We believe that the recently approved GTFCC application for Nigeria will significantly mitigate the risk of and upsurge of cholera cases during this rainy season. The application covers approximately nine million doses of OCV to implement two campaigns in 14 local government areas in nine states and the FCT”, Mulombo said.

He stressed the need for speedy shipment and allocation of the vaccines to ensure early vaccination.

The WHO representative said Nigeria had demonstrated the capacity to implement vaccinations in difficult settings like insecurity, as experienced in two local government areas in Zamfara.

He noted that the country had also addressed and improved vaccination data quality through the use of real-time reporting by campaign teams using handheld mobile phones.

“We believe that the vast experience built in Nigeria over the years in implementing mass vaccination campaigns will come to bear as we prepare for the next preventive campaigns”, he said.

Mulombo challenged Nigeria to seize all opportunities for vaccination in specifically target areas with zero doses and ensure that often-missed children were offered OCV and all routine vaccinations.

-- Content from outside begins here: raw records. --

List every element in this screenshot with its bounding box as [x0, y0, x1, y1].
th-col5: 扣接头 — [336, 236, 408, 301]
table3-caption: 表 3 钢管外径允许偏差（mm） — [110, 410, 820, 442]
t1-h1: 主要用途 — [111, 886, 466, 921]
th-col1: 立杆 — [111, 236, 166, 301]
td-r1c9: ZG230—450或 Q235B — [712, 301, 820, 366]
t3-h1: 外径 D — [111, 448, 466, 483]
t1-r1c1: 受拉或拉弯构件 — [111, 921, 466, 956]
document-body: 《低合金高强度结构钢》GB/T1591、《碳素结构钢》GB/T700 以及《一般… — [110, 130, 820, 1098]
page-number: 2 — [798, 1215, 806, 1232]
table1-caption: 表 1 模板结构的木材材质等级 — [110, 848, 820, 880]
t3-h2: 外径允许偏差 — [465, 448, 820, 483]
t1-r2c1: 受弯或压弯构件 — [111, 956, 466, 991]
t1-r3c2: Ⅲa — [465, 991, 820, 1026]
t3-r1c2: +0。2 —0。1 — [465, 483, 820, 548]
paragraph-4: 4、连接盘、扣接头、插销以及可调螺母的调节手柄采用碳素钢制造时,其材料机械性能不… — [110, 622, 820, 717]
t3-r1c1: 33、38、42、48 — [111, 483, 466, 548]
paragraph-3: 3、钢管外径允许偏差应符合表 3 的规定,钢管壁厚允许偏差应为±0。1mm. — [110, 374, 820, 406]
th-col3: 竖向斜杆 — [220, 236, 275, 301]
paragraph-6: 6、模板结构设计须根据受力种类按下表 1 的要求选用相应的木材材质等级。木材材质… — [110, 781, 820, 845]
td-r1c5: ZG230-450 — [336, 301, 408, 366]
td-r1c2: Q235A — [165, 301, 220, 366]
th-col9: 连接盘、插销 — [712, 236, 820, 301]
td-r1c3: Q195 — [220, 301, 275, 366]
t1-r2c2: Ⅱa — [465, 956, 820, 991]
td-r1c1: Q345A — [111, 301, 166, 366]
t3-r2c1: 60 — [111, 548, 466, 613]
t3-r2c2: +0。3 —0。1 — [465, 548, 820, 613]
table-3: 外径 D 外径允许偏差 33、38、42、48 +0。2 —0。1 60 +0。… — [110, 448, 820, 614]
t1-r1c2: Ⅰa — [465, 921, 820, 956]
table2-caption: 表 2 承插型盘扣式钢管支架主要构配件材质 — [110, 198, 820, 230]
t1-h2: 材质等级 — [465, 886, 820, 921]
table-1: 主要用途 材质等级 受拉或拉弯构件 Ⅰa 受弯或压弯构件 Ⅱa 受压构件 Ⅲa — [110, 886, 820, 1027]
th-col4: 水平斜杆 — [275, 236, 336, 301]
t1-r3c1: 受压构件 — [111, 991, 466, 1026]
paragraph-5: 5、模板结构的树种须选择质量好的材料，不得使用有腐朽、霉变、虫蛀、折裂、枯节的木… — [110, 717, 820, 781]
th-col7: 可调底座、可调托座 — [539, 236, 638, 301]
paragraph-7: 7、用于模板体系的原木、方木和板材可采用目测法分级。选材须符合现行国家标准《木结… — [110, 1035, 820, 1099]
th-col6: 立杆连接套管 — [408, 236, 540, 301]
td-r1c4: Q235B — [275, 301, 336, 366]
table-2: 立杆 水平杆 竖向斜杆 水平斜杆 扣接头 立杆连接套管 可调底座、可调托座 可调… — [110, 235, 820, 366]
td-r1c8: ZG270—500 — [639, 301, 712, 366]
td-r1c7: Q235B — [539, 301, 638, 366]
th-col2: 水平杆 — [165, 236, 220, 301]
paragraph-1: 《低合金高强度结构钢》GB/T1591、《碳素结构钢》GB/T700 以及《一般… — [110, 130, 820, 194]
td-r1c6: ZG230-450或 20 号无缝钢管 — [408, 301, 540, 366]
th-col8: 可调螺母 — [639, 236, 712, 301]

This, he said, was necessary so that the country would meet the global target of ending cholera by 2030

There is the need to improve coordination of cholera control efforts and ensure that clean and safe water as well as improved hygienic practices are implemented sustainably to achieve the desired goal, he added.

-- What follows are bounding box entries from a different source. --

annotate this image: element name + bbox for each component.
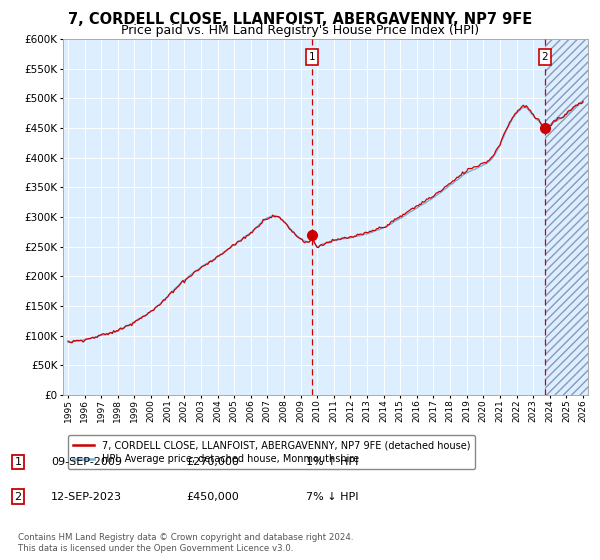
Text: 1: 1 [14, 457, 22, 467]
Text: 12-SEP-2023: 12-SEP-2023 [51, 492, 122, 502]
Text: 7, CORDELL CLOSE, LLANFOIST, ABERGAVENNY, NP7 9FE: 7, CORDELL CLOSE, LLANFOIST, ABERGAVENNY… [68, 12, 532, 27]
Text: £270,000: £270,000 [186, 457, 239, 467]
Text: 09-SEP-2009: 09-SEP-2009 [51, 457, 122, 467]
Text: Contains HM Land Registry data © Crown copyright and database right 2024.
This d: Contains HM Land Registry data © Crown c… [18, 533, 353, 553]
Bar [545, 39, 592, 395]
Text: 7% ↓ HPI: 7% ↓ HPI [306, 492, 359, 502]
Text: 1: 1 [309, 52, 316, 62]
Legend: 7, CORDELL CLOSE, LLANFOIST, ABERGAVENNY, NP7 9FE (detached house), HPI: Average: 7, CORDELL CLOSE, LLANFOIST, ABERGAVENNY… [68, 435, 475, 469]
Text: 2: 2 [541, 52, 548, 62]
Text: 2: 2 [14, 492, 22, 502]
Text: £450,000: £450,000 [186, 492, 239, 502]
Text: Price paid vs. HM Land Registry's House Price Index (HPI): Price paid vs. HM Land Registry's House … [121, 24, 479, 36]
Text: 1% ↑ HPI: 1% ↑ HPI [306, 457, 358, 467]
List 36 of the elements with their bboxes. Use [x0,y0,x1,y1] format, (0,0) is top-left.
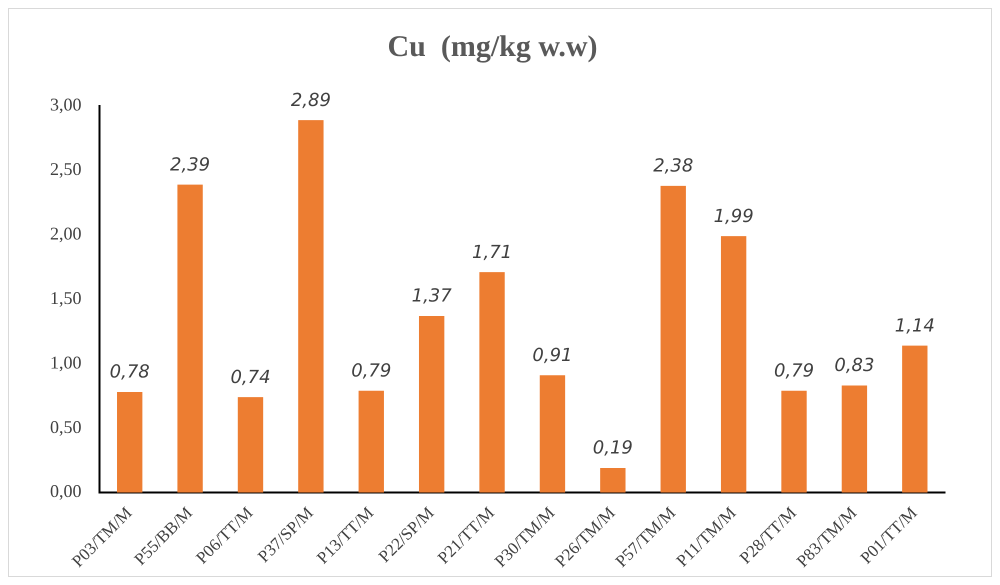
data-label: 1,14 [894,315,935,336]
data-label: 2,39 [170,154,210,176]
data-label: 2,89 [290,90,331,111]
data-label: 2,38 [653,156,694,177]
bar [600,468,626,492]
y-tick-label: 2,00 [50,224,82,244]
bar [842,386,868,492]
data-label: 0,79 [351,360,392,382]
bar [177,184,203,492]
bar [479,272,505,492]
bar [418,316,444,492]
y-tick-label: 0,00 [50,481,82,502]
chart-title: Cu (mg/kg w.w) [387,30,598,63]
data-label: 0,19 [592,438,633,459]
y-tick-label: 3,00 [50,94,82,115]
bar [117,392,142,492]
bar [540,375,566,492]
data-label: 1,37 [412,286,452,307]
bar [238,397,264,492]
y-tick-label: 0,50 [50,416,82,437]
bar [660,186,686,492]
y-tick-label: 1,00 [50,352,82,372]
bar [720,236,746,492]
data-label: 0,78 [110,362,150,383]
data-label: 0,83 [834,355,874,376]
data-label: 1,99 [714,206,754,227]
data-label: 0,79 [774,360,814,382]
y-tick-label: 1,50 [50,288,82,308]
bar [781,390,807,492]
bar [298,120,324,492]
y-tick-label: 2,50 [50,159,82,180]
bar [358,390,384,492]
bar [902,346,928,492]
data-label: 0,91 [532,344,572,366]
data-label: 0,74 [230,366,271,388]
data-label: 1,71 [472,242,512,263]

In a related development, the WHO, said no fewer than 602,000 people died of malaria across Africa in 2021.

Dr Matshidiso Moeti, WHO’s Regional Director for Africa, said this on Monday in her message to commemorate this year’s World Malaria Day tagged ‘Harness Innovation to Reduce the Malaria Disease Burden and Save Lives’.

“Malaria remains a significant public health and development challenge. In the last year, about 95 percent of the estimated 228 million cases occurred in the WHO/AFRO Region, along with 602,020 reported deaths.

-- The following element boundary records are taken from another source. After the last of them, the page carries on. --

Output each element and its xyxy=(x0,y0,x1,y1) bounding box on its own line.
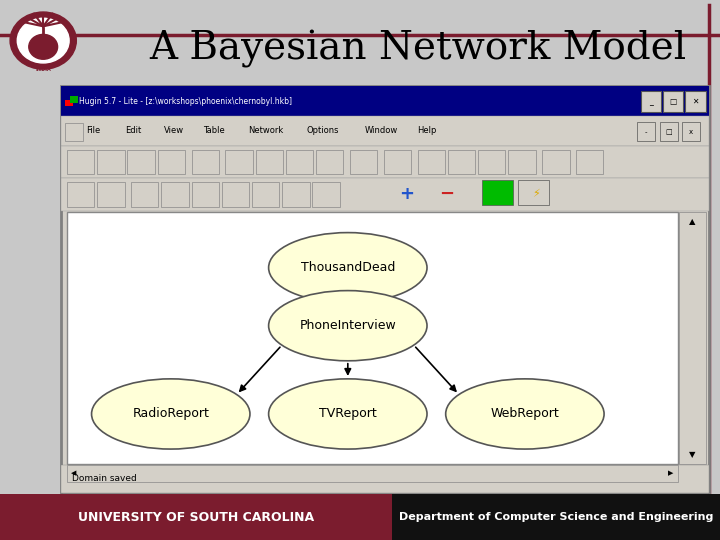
Bar xyxy=(127,150,155,174)
Bar xyxy=(508,150,536,174)
Text: Domain saved: Domain saved xyxy=(72,475,137,483)
Ellipse shape xyxy=(269,291,427,361)
Text: Options: Options xyxy=(307,126,339,136)
Bar xyxy=(679,212,706,464)
Bar xyxy=(660,122,678,141)
Text: A Bayesian Network Model: A Bayesian Network Model xyxy=(149,30,686,68)
Ellipse shape xyxy=(446,379,604,449)
Ellipse shape xyxy=(269,379,427,449)
Text: RadioReport: RadioReport xyxy=(132,408,210,421)
Text: File: File xyxy=(86,126,101,136)
Bar xyxy=(222,182,249,207)
Text: Table: Table xyxy=(203,126,225,136)
Bar xyxy=(70,96,78,103)
Circle shape xyxy=(10,12,76,69)
Bar xyxy=(61,116,709,146)
Text: PhoneInterview: PhoneInterview xyxy=(300,319,396,332)
Text: Hugin 5.7 - Lite - [z:\workshops\phoenix\chernobyl.hkb]: Hugin 5.7 - Lite - [z:\workshops\phoenix… xyxy=(79,97,292,106)
Text: WebReport: WebReport xyxy=(490,408,559,421)
Bar xyxy=(282,182,310,207)
Bar xyxy=(67,212,678,464)
Text: _: _ xyxy=(649,97,653,106)
Text: Window: Window xyxy=(365,126,398,136)
Bar xyxy=(97,182,125,207)
Bar xyxy=(518,180,549,205)
Circle shape xyxy=(29,35,58,59)
Text: View: View xyxy=(164,126,184,136)
Text: Edit: Edit xyxy=(125,126,142,136)
Text: UNIVERSITY OF SOUTH CAROLINA: UNIVERSITY OF SOUTH CAROLINA xyxy=(78,510,314,524)
Bar xyxy=(192,182,219,207)
Bar xyxy=(576,150,603,174)
Text: INDIA: INDIA xyxy=(35,66,51,72)
Bar xyxy=(131,182,158,207)
Text: +: + xyxy=(400,185,414,204)
Bar xyxy=(67,150,94,174)
Text: ▲: ▲ xyxy=(689,218,696,226)
Bar xyxy=(663,91,683,112)
Bar xyxy=(225,150,253,174)
Text: □: □ xyxy=(670,97,677,106)
Bar xyxy=(97,150,125,174)
Bar xyxy=(286,150,313,174)
Ellipse shape xyxy=(91,379,250,449)
Bar xyxy=(158,150,185,174)
Text: ⚡: ⚡ xyxy=(532,190,539,199)
Text: ✕: ✕ xyxy=(693,97,698,106)
Text: Department of Computer Science and Engineering: Department of Computer Science and Engin… xyxy=(399,512,714,522)
Text: □: □ xyxy=(665,129,672,135)
Bar xyxy=(192,150,219,174)
Text: Network: Network xyxy=(248,126,284,136)
Bar xyxy=(61,146,709,178)
Bar xyxy=(161,182,189,207)
Text: −: − xyxy=(438,185,454,204)
Bar xyxy=(542,150,570,174)
Bar xyxy=(61,86,709,494)
Text: ▶: ▶ xyxy=(667,470,673,477)
Bar xyxy=(418,150,445,174)
Text: TVReport: TVReport xyxy=(319,408,377,421)
Text: ▼: ▼ xyxy=(689,450,696,459)
Bar xyxy=(61,86,709,116)
Bar xyxy=(478,150,505,174)
Bar xyxy=(641,91,661,112)
Bar xyxy=(392,494,720,540)
Ellipse shape xyxy=(269,233,427,303)
Bar xyxy=(0,494,392,540)
Bar xyxy=(384,150,411,174)
Bar xyxy=(61,178,709,211)
Text: ◀: ◀ xyxy=(71,470,77,477)
Bar xyxy=(67,465,678,482)
Bar xyxy=(67,182,94,207)
Text: x: x xyxy=(689,129,693,135)
Circle shape xyxy=(17,18,69,63)
Text: Help: Help xyxy=(417,126,436,136)
Bar xyxy=(637,122,655,141)
Bar xyxy=(682,122,700,141)
Bar xyxy=(252,182,279,207)
Bar xyxy=(65,123,83,141)
Bar xyxy=(482,180,513,205)
Bar xyxy=(312,182,340,207)
Bar xyxy=(448,150,475,174)
Bar xyxy=(65,100,73,106)
Bar xyxy=(316,150,343,174)
Bar xyxy=(61,465,709,493)
Bar xyxy=(256,150,283,174)
Text: -: - xyxy=(645,129,647,135)
Bar xyxy=(350,150,377,174)
Bar xyxy=(685,91,706,112)
Text: ThousandDead: ThousandDead xyxy=(301,261,395,274)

“Six of our countries, the worst-impacted by malaria in the region, are reported to have accounted for up to 55 percent of cases globally, and for 50 percent of these deaths”, she declared.

The commemoration of World Malaria Day is marked annually on April 25 to focus global attention on the disease and its devastating impact on families, communities, and societal development, especially in Sub-Saharan Africa.

Moeti, in her remarks, believes this year’s theme aligns with her call to urgently scale up innovation and the deployment of new tools in the fight against malaria, while advocating for equitable access to malaria prevention and treatment within the context of building health system resilience.

She said the past year has seen significant breakthroughs in malaria prevention and control, in spite of the COVID-19 pandemic.

The WHO official stated that landmark recommendations on the use of the first vaccine against malaria – RTS,S – were released by the late last year, adding that the vaccine would be used to prevent the disease among children aged six months to five years, who live in moderate to high transmission settings.

“While this is a ground-breaking advance in the development of new tools to fight this disease, with the potential to save millions of lives, supplies are currently limited.

“As such, it is important to ensure that the doses that are available are utilised for maximum impact while ensuring the continued availability of other preventive measures to those most at risk.

“Despite some slowing of progress to reduce malaria cases and deaths, and the disruptions to health services caused by COVID-19, we are still much further ahead than we were in 2000. We need to reignite that momentum and build on the recent advances.

“The ultimate goal is to reduce the number of people catching and dying from malaria. This requires a focus on research and on leveraging available evidence to ensure that our targeted interventions are an efficient use of resources, which produce measurable results”, she said.